Multivariate Imputation by Chained Equations

This function calls the miceDS that is a wrapper function of the mice from the mice R package. The function creates multiple imputations (replacement values) for multivariate missing data. The method is based on Fully Conditional Specification, where each incomplete variable is imputed by a separate model. The MICE algorithm can impute mixes of continuous, binary, unordered categorical and ordered categorical data. In addition, MICE can impute continuous two-level data, and maintain consistency between imputations by means of passive imputation. It is recommended that the imputation is done in each datasource separately. Otherwise the user should make sure that the input data have the same columns in all datasources and in the same order.

ds.mice(
  data = NULL,
  m = 5,
  maxit = 5,
  method = NULL,
  predictorMatrix = NULL,
  post = NULL,
  seed = NA,
  newobj_mids = NULL,
  newobj_df = NULL,
  datasources = NULL
)

Arguments

data: a data frame or a matrix containing the incomplete data.
m: Number of multiple imputations. The default is m=5.
maxit: A scalar giving the number of iterations. The default is 5.
method: Can be either a single string, or a vector of strings with length ncol(data), specifying the imputation method to be used for each column in data. If specified as a single string, the same method will be used for all blocks. The default imputation method (when no argument is specified) depends on the measurement level of the target column, as regulated by the defaultMethod argument in native R mice function.

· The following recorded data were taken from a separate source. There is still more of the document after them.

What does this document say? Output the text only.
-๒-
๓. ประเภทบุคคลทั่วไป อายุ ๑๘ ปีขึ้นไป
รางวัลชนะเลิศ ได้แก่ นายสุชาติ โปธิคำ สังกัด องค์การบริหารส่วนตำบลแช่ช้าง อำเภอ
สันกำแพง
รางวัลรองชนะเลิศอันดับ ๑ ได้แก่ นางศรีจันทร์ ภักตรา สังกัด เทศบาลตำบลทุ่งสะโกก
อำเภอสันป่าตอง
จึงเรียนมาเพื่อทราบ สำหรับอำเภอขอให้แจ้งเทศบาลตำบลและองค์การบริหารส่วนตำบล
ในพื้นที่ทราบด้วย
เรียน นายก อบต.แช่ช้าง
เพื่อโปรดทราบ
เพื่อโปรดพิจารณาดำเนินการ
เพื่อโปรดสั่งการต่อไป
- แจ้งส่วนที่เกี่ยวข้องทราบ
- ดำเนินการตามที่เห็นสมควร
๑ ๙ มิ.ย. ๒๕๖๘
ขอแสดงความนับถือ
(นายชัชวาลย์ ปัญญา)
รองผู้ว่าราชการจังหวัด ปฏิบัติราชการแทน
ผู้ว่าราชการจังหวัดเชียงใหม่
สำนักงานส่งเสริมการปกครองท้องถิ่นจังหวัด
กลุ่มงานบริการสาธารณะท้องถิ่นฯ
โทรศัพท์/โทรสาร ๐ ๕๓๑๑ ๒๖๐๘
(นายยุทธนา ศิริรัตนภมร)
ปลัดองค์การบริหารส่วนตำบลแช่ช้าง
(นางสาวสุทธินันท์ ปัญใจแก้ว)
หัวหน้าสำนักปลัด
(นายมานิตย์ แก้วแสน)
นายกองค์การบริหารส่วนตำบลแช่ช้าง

Columns that need not be imputed have the empty method "".
predictorMatrix: A numeric matrix of ncol(data) rows and ncol(data) columns, containing 0/1 data specifying the set of predictors to be used for each target column. Each row corresponds to a variable to be imputed. A value of 1 means that the column variable is used as a predictor for the target variables (in the rows). By default, the predictorMatrix is a square matrix of ncol(data) rows and columns with all 1's, except for the diagonal.
post: A vector of strings with length ncol(data) specifying expressions as strings. Each string is parsed and executed within the sampler() function to post-process imputed values during the iterations. The default is a vector of empty strings, indicating no post-processing. Multivariate (block) imputation methods ignore the post parameter.
seed: either NA (default) or "fixed". If seed is set to "fixed" then a fixed seed random number generator which is study-specific is used.
newobj_mids: a character string that provides the name for the output mids object that is stored on the data servers. Default mids_object.
newobj_df: a character string that provides the name for the output dataframes that are stored on the data servers. Default imputationSet. For example, if m=5, and newobj_df="imputationSet", then five imputed dataframes are saved on the servers with names imputationSet.1, imputationSet.2, imputationSet.3, imputationSet.4, imputationSet.5.
datasources: a list of DSConnection-class objects obtained after login. If the datasources argument is not specified the default set of connections will be used: see datashield.connections_default.

Value

a list with three elements: the method, the predictorMatrix and the post.

Details

For additional details see the help header of mice function in native R mice package.

Author

Demetris Avraam for DataSHIELD Development Team